Achille Castoldi [1949]

Italian Speedboat Star to Compete in U. S.
By Paolo Costa

Achille Castoldi adjusts his crash helmet before starting on an early morning trial with Sant' Ambrogio II. Jo'-Jo', the pet dachshund, hopes for an invitation to go along. 

Sant' Ambrogio II, the most powerful speedboat in Europe, reported to have done 124 mph in a test run.

Achille Castoldi, the top-flight Italian and European speedboat are, is completing preparations for his forthcoming tour of the United States, where he will take part with his Sant' Ambrogio II in some of the most important competitions.

Castoldi intended to compete in the Gold Cup race and in the Detroit Marathon, but two unfortunate incidents damaged the powerful boat to such an extent that participation became impossible. Castoldi now claims that he is fully determined to make up for his bad luck in future races.

American motor-boat competitions are surrounded in Italy by an atmosphere of legend. Races based on the free formula, that is without power limitations, cannot practically be held in Europe unless Americans are participating, as Castoldi is the only European racer who possesses a modern, really powerful boat. A second one is reported to be under construction in England for Sir Malcolm Campbell's son.

Castoldi is the proud owner of a boat smaller than Sant' Ambrogio and belonging to the class under 450 kilos.

This comparatively tiny boat however has 300 h.p. and a speed of up to 85 miles; it has a 1500 cc. motor which is the same with which the famous Alfa Romeo Alfetta cars are equipped. The boat has been named Arno II, the same engine mounted on a thinner, lighter boat covered the mile at an average speed of over 94 miles, thus establishing the world record for the class under 450 kg.

Sant' Ambrogio however is the boat that should interest American experts and fans for its exceptional features. It has an Alfa Romeo D.B. aircraft engine of the 12-cylinder, 34 liters type, and is closely similar to Sant' Ambrogio I with which Castoldi took part in the 1948 Gold Cup race. It weighs 2.8 metric tons without passengers, gas or oil and its tanks hold 1.4 tons of gas. The engine's power is 1,800 H.P., and although Castoldi is extremely uncommunicative on the matter it is understood that Sant' Ambrogio II exceeded, 120 m.p.h. in trial runs. It has been entered so far, in only a single competition, the Coppa dell'Alleanza on Lake Garda, and won without meeting real opposition.

Castoldi was testing Sant' Ambrogio last May at Milan's artificial seaplane base when the shaft where the two coaxial propellers are fixed suddenly broke loose. The boat, then reportedly running at over 124 m.p.h. swerved sharply and overturned. Castoldi remained wader water, but luckily did not faint and after a short while he was seen swimming near the overturned boat. Within a week he was well again, but when he resumed training in preparation for the Detroit marathon, Sant'Ambrogio II was found to be out of balance and unable to speed with the required stability, one of its peculiar features. Now the hull has been rebuilt at record-breaking speed and Castoldi is confident he can test it in time for American competition next season.

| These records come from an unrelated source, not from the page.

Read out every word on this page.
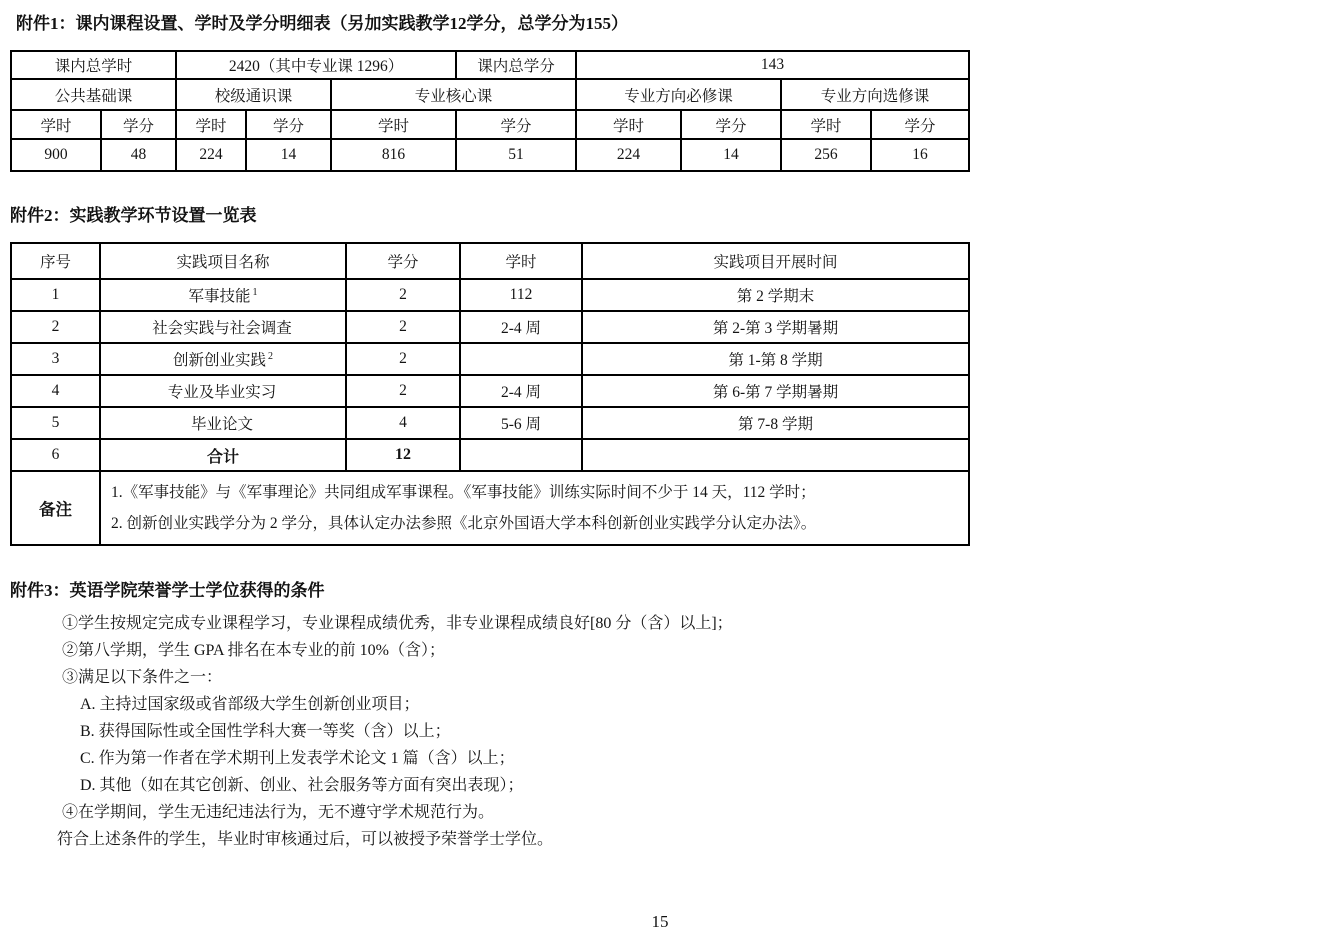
附件1：课内课程设置、学时及学分明细表（另加实践教学12学分，总学分为155）
课内总学时		2420（其中专业课 1296）			课内总学分	143			
公共基础课		校级通识课		专业核心课		专业方向必修课		专业方向选修课	
学时	学分	学时	学分	学时	学分	学时	学分	学时	学分
900	48	224	14	816	51	224	14	256	16
附件2：实践教学环节设置一览表
序号	实践项目名称	学分	学时	实践项目开展时间
1	军事技能 $^1$	2	112	第 2 学期末
2	社会实践与社会调查	2	2-4 周	第 2-第 3 学期暑期
3	创新创业实践 $^2$	2		第 1-第 8 学期
4	专业及毕业实习	2	2-4 周	第 6-第 7 学期暑期
5	毕业论文	4	5-6 周	第 7-8 学期
6	合计	12		
备注	1.《军事技能》与《军事理论》共同组成军事课程。《军事技能》训练实际时间不少于 14 天，112 学时；
2. 创新创业实践学分为 2 学分，具体认定办法参照《北京外国语大学本科创新创业实践学分认定办法》。			
附件3：英语学院荣誉学士学位获得的条件
①学生按规定完成专业课程学习，专业课程成绩优秀，非专业课程成绩良好[80 分（含）以上]；
②第八学期，学生 GPA 排名在本专业的前 10%（含）；
③满足以下条件之一：
A. 主持过国家级或省部级大学生创新创业项目；
B. 获得国际性或全国性学科大赛一等奖（含）以上；
C. 作为第一作者在学术期刊上发表学术论文 1 篇（含）以上；
D. 其他（如在其它创新、创业、社会服务等方面有突出表现）；
④在学期间，学生无违纪违法行为，无不遵守学术规范行为。
符合上述条件的学生，毕业时审核通过后，可以被授予荣誉学士学位。
15
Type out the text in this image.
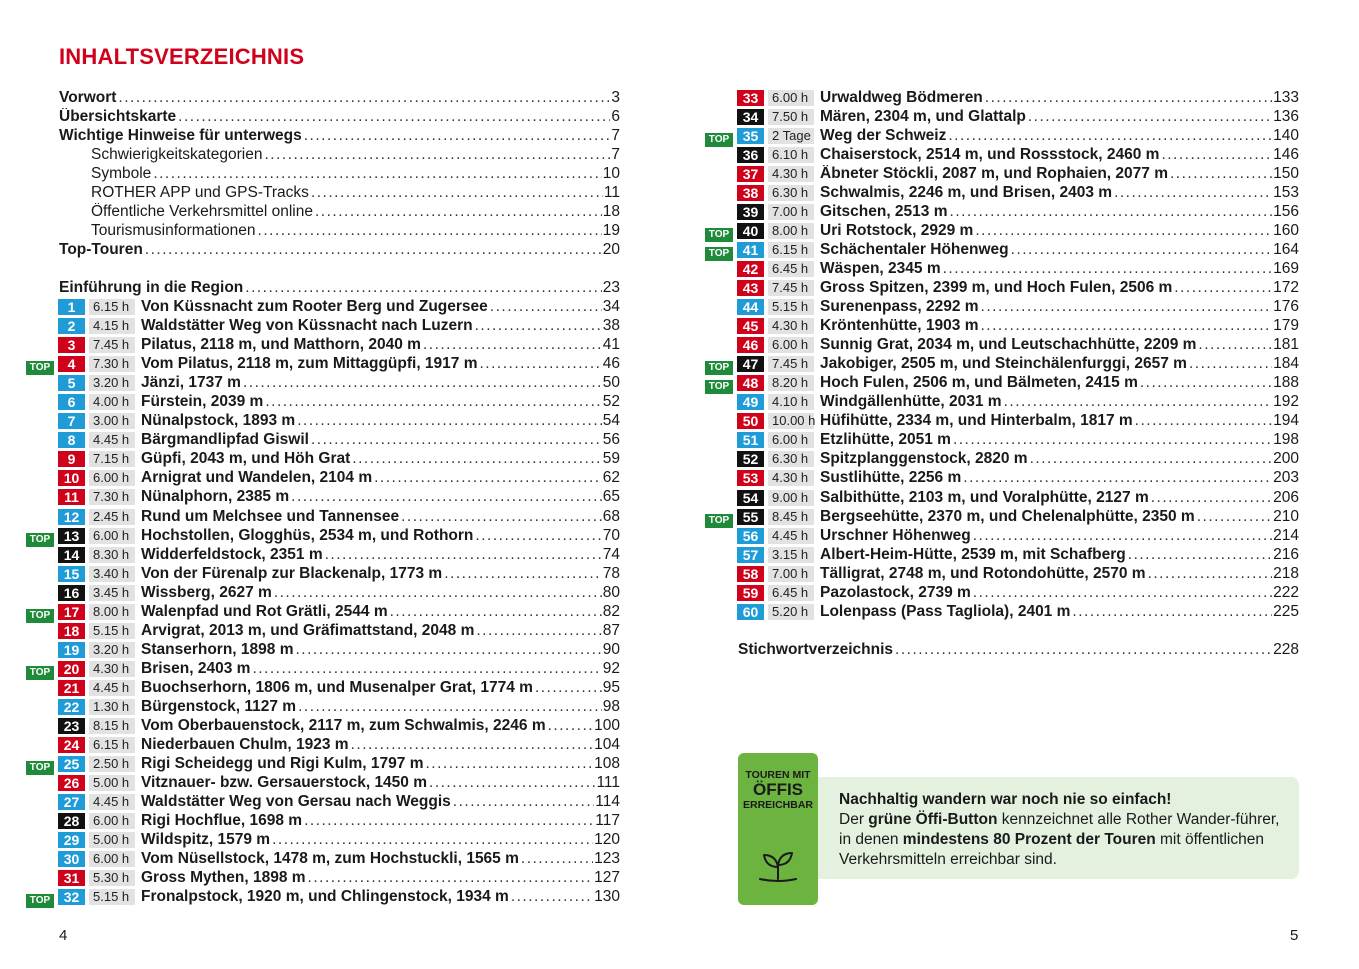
INHALTSVERZEICHNIS
Vorwort .....	3
Übersichtskarte .....	6
Wichtige Hinweise für unterwegs .....	7
Schwierigkeitskategorien .....	7
Symbole .....	10
ROTHER APP und GPS-Tracks .....	11
Öffentliche Verkehrsmittel online .....	18
Tourismusinformationen .....	19
Top-Touren .....	20
Einführung in die Region .....	23
1	6.15 h Von Küssnacht zum Rooter Berg und Zugersee .....	34
2	4.15 h Waldstätter Weg von Küssnacht nach Luzern .....	38
3	7.45 h Pilatus, 2118 m, und Matthorn, 2040 m .....	41
TOP	4	7.30 h Vom Pilatus, 2118 m, zum Mittaggüpfi, 1917 m .....	46
5	3.20 h Jänzi, 1737 m .....	50
6	4.00 h Fürstein, 2039 m .....	52
7	3.00 h Nünalpstock, 1893 m .....	54
8	4.45 h Bärgmandlipfad Giswil .....	56
9	7.15 h Güpfi, 2043 m, und Höh Grat .....	59
10	6.00 h Arnigrat und Wandelen, 2104 m .....	62
11	7.30 h Nünalphorn, 2385 m .....	65
12	2.45 h Rund um Melchsee und Tannensee .....	68
TOP 13	6.00 h Hochstollen, Glogghüs, 2534 m, und Rothorn .....	70
14	8.30 h Widderfeldstock, 2351 m .....	74
15	3.40 h Von der Fürenalp zur Blackenalp, 1773 m .....	78
16	3.45 h Wissberg, 2627 m .....	80
TOP 17	8.00 h Walenpfad und Rot Grätli, 2544 m .....	82
18	5.15 h Arvigrat, 2013 m, und Gräfimattstand, 2048 m .....	87
19	3.20 h Stanserhorn, 1898 m .....	90
TOP 20	4.30 h Brisen, 2403 m .....	92
21	4.45 h Buochserhorn, 1806 m, und Musenalper Grat, 1774 m .....	95
22	1.30 h Bürgenstock, 1127 m .....	98
23	8.15 h Vom Oberbauenstock, 2117 m, zum Schwalmis, 2246 m .....	100
24	6.15 h Niederbauen Chulm, 1923 m .....	104
TOP 25	2.50 h Rigi Scheidegg und Rigi Kulm, 1797 m .....	108
26	5.00 h Vitznauer- bzw. Gersauerstock, 1450 m .....	111
27	4.45 h Waldstätter Weg von Gersau nach Weggis .....	114
28	6.00 h Rigi Hochflue, 1698 m .....	117
29	5.00 h Wildspitz, 1579 m .....	120
30	6.00 h Vom Nüsellstock, 1478 m, zum Hochstuckli, 1565 m .....	123
31	5.30 h Gross Mythen, 1898 m .....	127
TOP 32	5.15 h Fronalpstock, 1920 m, und Chlingenstock, 1934 m .....	130
33	6.00 h Urwaldweg Bödmeren .....	133
34	7.50 h Mären, 2304 m, und Glattalp .....	136
TOP 35	2 Tage Weg der Schweiz .....	140
36	6.10 h Chaiserstock, 2514 m, und Rossstock, 2460 m .....	146
37	4.30 h Äbneter Stöckli, 2087 m, und Rophaien, 2077 m .....	150
38	6.30 h Schwalmis, 2246 m, und Brisen, 2403 m .....	153
39	7.00 h Gitschen, 2513 m .....	156
TOP 40	8.00 h Uri Rotstock, 2929 m .....	160
TOP 41	6.15 h Schächentaler Höhenweg .....	164
42	6.45 h Wäspen, 2345 m .....	169
43	7.45 h Gross Spitzen, 2399 m, und Hoch Fulen, 2506 m .....	172
44	5.15 h Surenenpass, 2292 m .....	176
45	4.30 h Kröntenhütte, 1903 m .....	179
46	6.00 h Sunnig Grat, 2034 m, und Leutschachhütte, 2209 m .....	181
TOP 47	7.45 h Jakobiger, 2505 m, und Steinchälenfurggi, 2657 m .....	184
TOP 48	8.20 h Hoch Fulen, 2506 m, und Bälmeten, 2415 m .....	188
49	4.10 h Windgällenhütte, 2031 m .....	192
50	10.00 h Hüfihütte, 2334 m, und Hinterbalm, 1817 m .....	194
51	6.00 h Etzlihütte, 2051 m .....	198
52	6.30 h Spitzplanggenstock, 2820 m .....	200
53	4.30 h Sustlihütte, 2256 m .....	203
54	9.00 h Salbithütte, 2103 m, und Voralphütte, 2127 m .....	206
TOP 55	8.45 h Bergseehütte, 2370 m, und Chelenalphütte, 2350 m .....	210
56	4.45 h Urschner Höhenweg .....	214
57	3.15 h Albert-Heim-Hütte, 2539 m, mit Schafberg .....	216
58	7.00 h Tälligrat, 2748 m, und Rotondohütte, 2570 m .....	218
59	6.45 h Pazolastock, 2739 m .....	222
60	5.20 h Lolenpass (Pass Tagliola), 2401 m .....	225
Stichwortverzeichnis .....	228
Nachhaltig wandern war noch nie so einfach!
Der grüne Öffi-Button kennzeichnet alle Rother Wander-führer, in denen mindestens 80 Prozent der Touren mit öffentlichen Verkehrsmitteln erreichbar sind.
TOUREN MIT
ÖFFIS
ERREICHBAR
4	5
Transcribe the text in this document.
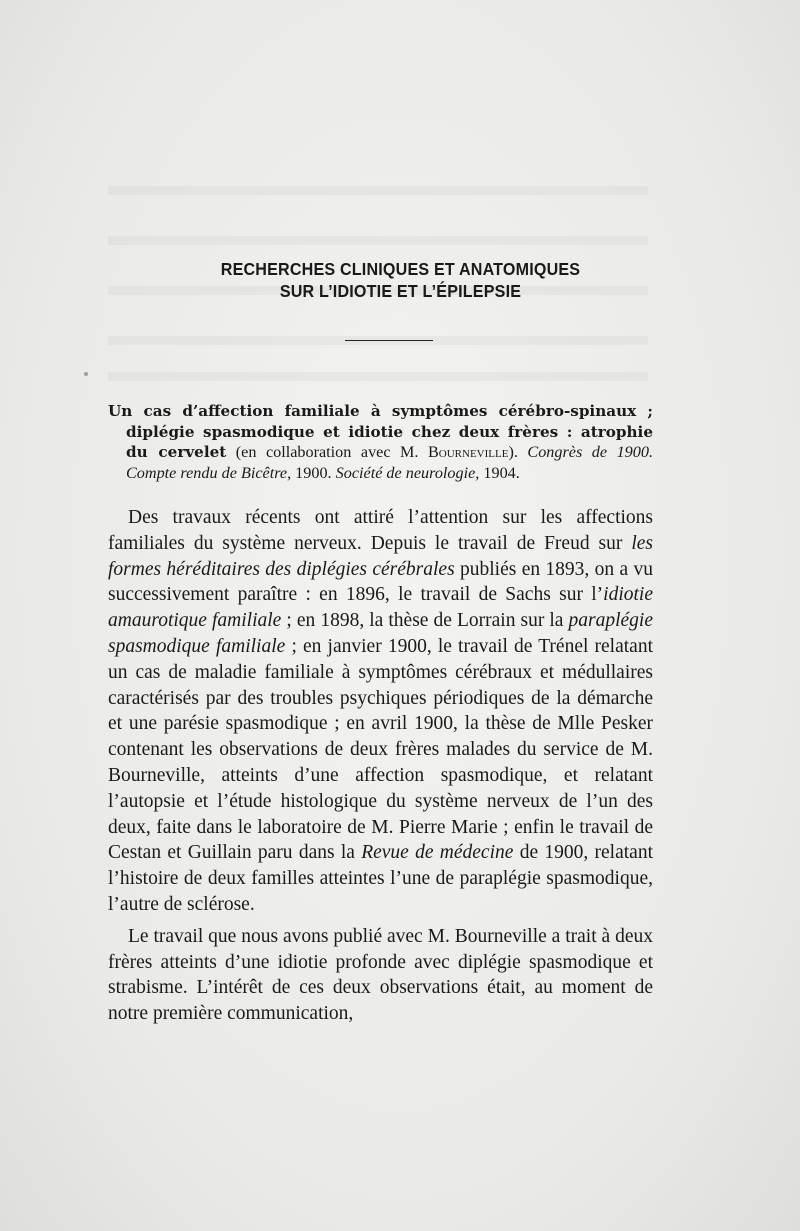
RECHERCHES CLINIQUES ET ANATOMIQUES
SUR L’IDIOTIE ET L’ÉPILEPSIE
Un cas d’affection familiale à symptômes cérébro-spinaux ; diplégie spasmodique et idiotie chez deux frères : atrophie du cervelet (en collaboration avec M. Bourneville). Congrès de 1900. Compte rendu de Bicêtre, 1900. Société de neurologie, 1904.

Des travaux récents ont attiré l’attention sur les affections familiales du système nerveux. Depuis le travail de Freud sur les formes héréditaires des diplégies cérébrales publiés en 1893, on a vu successivement paraître : en 1896, le travail de Sachs sur l’idiotie amaurotique familiale ; en 1898, la thèse de Lorrain sur la paraplégie spasmodique familiale ; en janvier 1900, le travail de Trénel relatant un cas de maladie familiale à symptômes cérébraux et médullaires caractérisés par des troubles psychiques périodiques de la démarche et une parésie spasmodique ; en avril 1900, la thèse de Mlle Pesker contenant les observations de deux frères malades du service de M. Bourneville, atteints d’une affection spasmodique, et relatant l’autopsie et l’étude histologique du système nerveux de l’un des deux, faite dans le laboratoire de M. Pierre Marie ; enfin le travail de Cestan et Guillain paru dans la Revue de médecine de 1900, relatant l’histoire de deux familles atteintes l’une de paraplégie spasmodique, l’autre de sclérose.

Le travail que nous avons publié avec M. Bourneville a trait à deux frères atteints d’une idiotie profonde avec diplégie spasmodique et strabisme. L’intérêt de ces deux observations était, au moment de notre première communication,
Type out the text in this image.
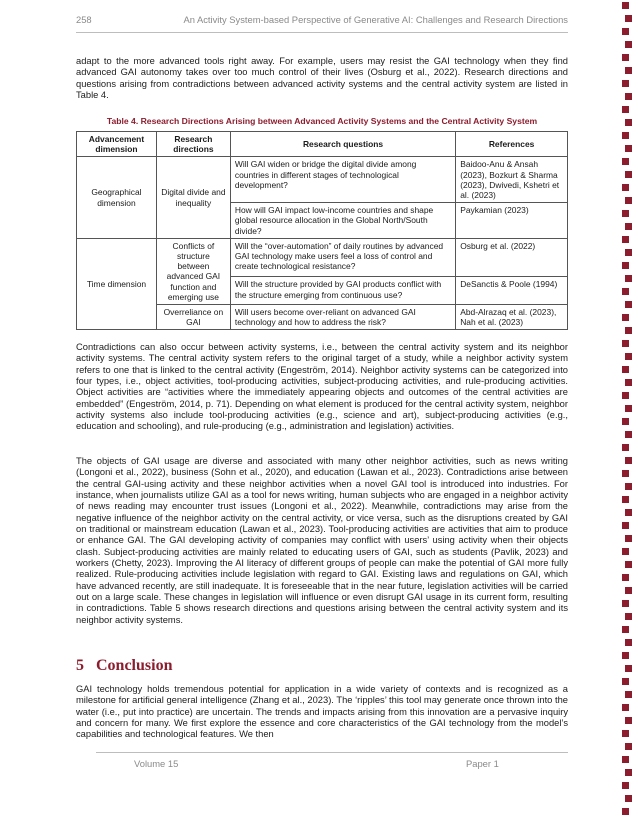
258	An Activity System-based Perspective of Generative AI: Challenges and Research Directions

adapt to the more advanced tools right away. For example, users may resist the GAI technology when they find advanced GAI autonomy takes over too much control of their lives (Osburg et al., 2022). Research directions and questions arising from contradictions between advanced activity systems and the central activity system are listed in Table 4.

Table 4. Research Directions Arising between Advanced Activity Systems and the Central Activity System
Advancement dimension	Research directions	Research questions	References
Geographical dimension	Digital divide and inequality	Will GAI widen or bridge the digital divide among countries in different stages of technological development?	Baidoo-Anu & Ansah (2023), Bozkurt & Sharma (2023), Dwivedi, Kshetri et al. (2023)
		How will GAI impact low-income countries and shape global resource allocation in the Global North/South divide?	Paykamian (2023)
Time dimension	Conflicts of structure between advanced GAI function and emerging use	Will the “over-automation” of daily routines by advanced GAI technology make users feel a loss of control and create technological resistance?	Osburg et al. (2022)
		Will the structure provided by GAI products conflict with the structure emerging from continuous use?	DeSanctis & Poole (1994)
	Overreliance on GAI	Will users become over-reliant on advanced GAI technology and how to address the risk?	Abd-Alrazaq et al. (2023), Nah et al. (2023)

Contradictions can also occur between activity systems, i.e., between the central activity system and its neighbor activity systems. The central activity system refers to the original target of a study, while a neighbor activity system refers to one that is linked to the central activity (Engeström, 2014). Neighbor activity systems can be categorized into four types, i.e., object activities, tool-producing activities, subject-producing activities, and rule-producing activities. Object activities are “activities where the immediately appearing objects and outcomes of the central activities are embedded” (Engeström, 2014, p. 71). Depending on what element is produced for the central activity system, neighbor activity systems also include tool-producing activities (e.g., science and art), subject-producing activities (e.g., education and schooling), and rule-producing (e.g., administration and legislation) activities.

The objects of GAI usage are diverse and associated with many other neighbor activities, such as news writing (Longoni et al., 2022), business (Sohn et al., 2020), and education (Lawan et al., 2023). Contradictions arise between the central GAI-using activity and these neighbor activities when a novel GAI tool is introduced into industries. For instance, when journalists utilize GAI as a tool for news writing, human subjects who are engaged in a neighbor activity of news reading may encounter trust issues (Longoni et al., 2022). Meanwhile, contradictions may arise from the negative influence of the neighbor activity on the central activity, or vice versa, such as the disruptions created by GAI on traditional or mainstream education (Lawan et al., 2023). Tool-producing activities are activities that aim to produce or enhance GAI. The GAI developing activity of companies may conflict with users’ using activity when their objects clash. Subject-producing activities are mainly related to educating users of GAI, such as students (Pavlik, 2023) and workers (Chetty, 2023). Improving the AI literacy of different groups of people can make the potential of GAI more fully realized. Rule-producing activities include legislation with regard to GAI. Existing laws and regulations on GAI, which have advanced recently, are still inadequate. It is foreseeable that in the near future, legislation activities will be carried out on a large scale. These changes in legislation will influence or even disrupt GAI usage in its current form, resulting in contradictions. Table 5 shows research directions and questions arising between the central activity system and its neighbor activity systems.

5 Conclusion

GAI technology holds tremendous potential for application in a wide variety of contexts and is recognized as a milestone for artificial general intelligence (Zhang et al., 2023). The ‘ripples’ this tool may generate once thrown into the water (i.e., put into practice) are uncertain. The trends and impacts arising from this innovation are a pervasive inquiry and concern for many. We first explore the essence and core characteristics of the GAI technology from the model’s capabilities and technological features. We then

Volume 15	Paper 1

He is a sincere admirer of Guy Lombardo, Dan Arena and Foster and is eager to battle it out with the top American stars and boats.

Castoldi is an exceptional sportsman, and his friends claim he would rather give up his industrial activity than his sport. He is the owner of a textile concern and the president of a maritime recovery society that recently salvaged the largest Italian liner Conte Grande. He has a degree of chemical science and one of natural science. But the 45-year-old industrialist and scientist is first of all a sportsman. At 21 he was a university world champion of sculling, practised motorcycling, track events, aviation and fencing, and is still a good golf player. But he loves motor boating and reserves all his free hours for his favorite sport. He hopes to go to America and is determined next year to enter all important American competitions. This is one of Castoldi's two major objectives, the other being the world record held by the late Sir Malcolm Campbell. The Italian ace has reasonable hopes that he can establish the new record before long.